Este último es un tipo de arte en el que el segundo ámbito de existencia que quería señalar cobra especial protagonismo, el espacio social. Aunque, por la presión del turismo masivo, nos parezca un privilegio poder disfrutar de las obras en solitario, lo cierto es que la experiencia del arte ha sido desde sus orígenes comunitaria. La exposición, sea permanente o temporal, da lugar a unos rituales públicos que nos congregan. Forma parte del ADN del arte, siempre en el vórtice de celebraciones religiosas o políticas, y que incluso en sus manifestaciones más experimentales o más ornamentales no tiene sentido si no se comparte. El arte fomenta las identidades, la cohesión, y quienes lo aman sienten que forman parte de una comunidad. En estos meses, la comunidad online de amantes del arte se ha fortalecido. Internet, con las redes sociales, es un no-lugar al que acudimos para mitigar el síndrome de abstinencia.

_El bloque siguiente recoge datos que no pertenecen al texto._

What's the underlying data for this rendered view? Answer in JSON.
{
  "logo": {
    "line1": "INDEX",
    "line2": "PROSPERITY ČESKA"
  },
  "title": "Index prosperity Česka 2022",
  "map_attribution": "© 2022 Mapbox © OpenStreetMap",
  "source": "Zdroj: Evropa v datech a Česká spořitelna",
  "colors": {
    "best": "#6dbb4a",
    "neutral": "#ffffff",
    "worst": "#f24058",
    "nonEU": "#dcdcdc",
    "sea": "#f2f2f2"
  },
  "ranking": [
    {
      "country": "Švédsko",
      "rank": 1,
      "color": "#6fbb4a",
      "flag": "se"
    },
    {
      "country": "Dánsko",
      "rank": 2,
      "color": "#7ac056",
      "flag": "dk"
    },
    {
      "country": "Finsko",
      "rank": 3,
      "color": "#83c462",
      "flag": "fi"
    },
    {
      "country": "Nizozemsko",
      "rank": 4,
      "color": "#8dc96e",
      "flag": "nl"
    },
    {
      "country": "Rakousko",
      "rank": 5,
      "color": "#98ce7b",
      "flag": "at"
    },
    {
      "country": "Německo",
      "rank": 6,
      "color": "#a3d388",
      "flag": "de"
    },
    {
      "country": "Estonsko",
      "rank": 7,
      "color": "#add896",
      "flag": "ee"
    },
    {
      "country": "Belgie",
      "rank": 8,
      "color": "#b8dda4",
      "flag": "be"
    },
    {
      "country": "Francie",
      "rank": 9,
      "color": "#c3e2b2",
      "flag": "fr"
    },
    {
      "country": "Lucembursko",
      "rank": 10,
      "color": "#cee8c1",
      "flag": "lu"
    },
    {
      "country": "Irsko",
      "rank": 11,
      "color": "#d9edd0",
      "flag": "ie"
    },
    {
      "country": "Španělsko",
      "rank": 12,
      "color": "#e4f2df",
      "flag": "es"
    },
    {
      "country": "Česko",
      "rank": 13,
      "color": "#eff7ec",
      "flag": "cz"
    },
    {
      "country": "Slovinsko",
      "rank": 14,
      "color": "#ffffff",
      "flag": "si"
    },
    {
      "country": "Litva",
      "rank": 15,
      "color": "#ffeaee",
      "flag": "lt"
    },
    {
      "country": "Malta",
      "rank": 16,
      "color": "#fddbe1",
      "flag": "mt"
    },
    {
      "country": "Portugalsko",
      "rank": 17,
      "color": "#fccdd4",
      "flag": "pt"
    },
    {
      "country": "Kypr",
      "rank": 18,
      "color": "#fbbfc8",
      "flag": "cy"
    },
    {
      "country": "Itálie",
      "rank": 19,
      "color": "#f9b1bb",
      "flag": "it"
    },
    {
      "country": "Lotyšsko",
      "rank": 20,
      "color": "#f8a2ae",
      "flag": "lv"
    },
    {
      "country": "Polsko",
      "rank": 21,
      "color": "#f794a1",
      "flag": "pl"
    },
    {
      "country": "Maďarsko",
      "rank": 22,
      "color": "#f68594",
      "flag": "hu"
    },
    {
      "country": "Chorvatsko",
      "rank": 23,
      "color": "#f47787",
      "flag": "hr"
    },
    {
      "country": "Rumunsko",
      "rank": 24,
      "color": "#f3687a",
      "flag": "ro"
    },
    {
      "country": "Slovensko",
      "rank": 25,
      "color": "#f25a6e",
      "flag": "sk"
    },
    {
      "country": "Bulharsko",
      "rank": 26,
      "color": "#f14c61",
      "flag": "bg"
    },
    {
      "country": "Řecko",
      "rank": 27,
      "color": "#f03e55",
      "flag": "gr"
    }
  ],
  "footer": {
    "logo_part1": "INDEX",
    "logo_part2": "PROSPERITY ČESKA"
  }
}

Pero hay otro lugar para el arte que construimos como comunidad: el dilatado espacio fantasmal de las imágenes en la memoria, las obras ahora presencialmente inaccesibles a las que damos cuerpo con el recuerdo. Comparable a aquella biblioteca andante de memorizadores de libros en Fahrenheit 451, existe un monumental museo, vivo y universal, en las mentes de innumerables apasionados del arte en arresto domiciliario. También fuera de las pantallas.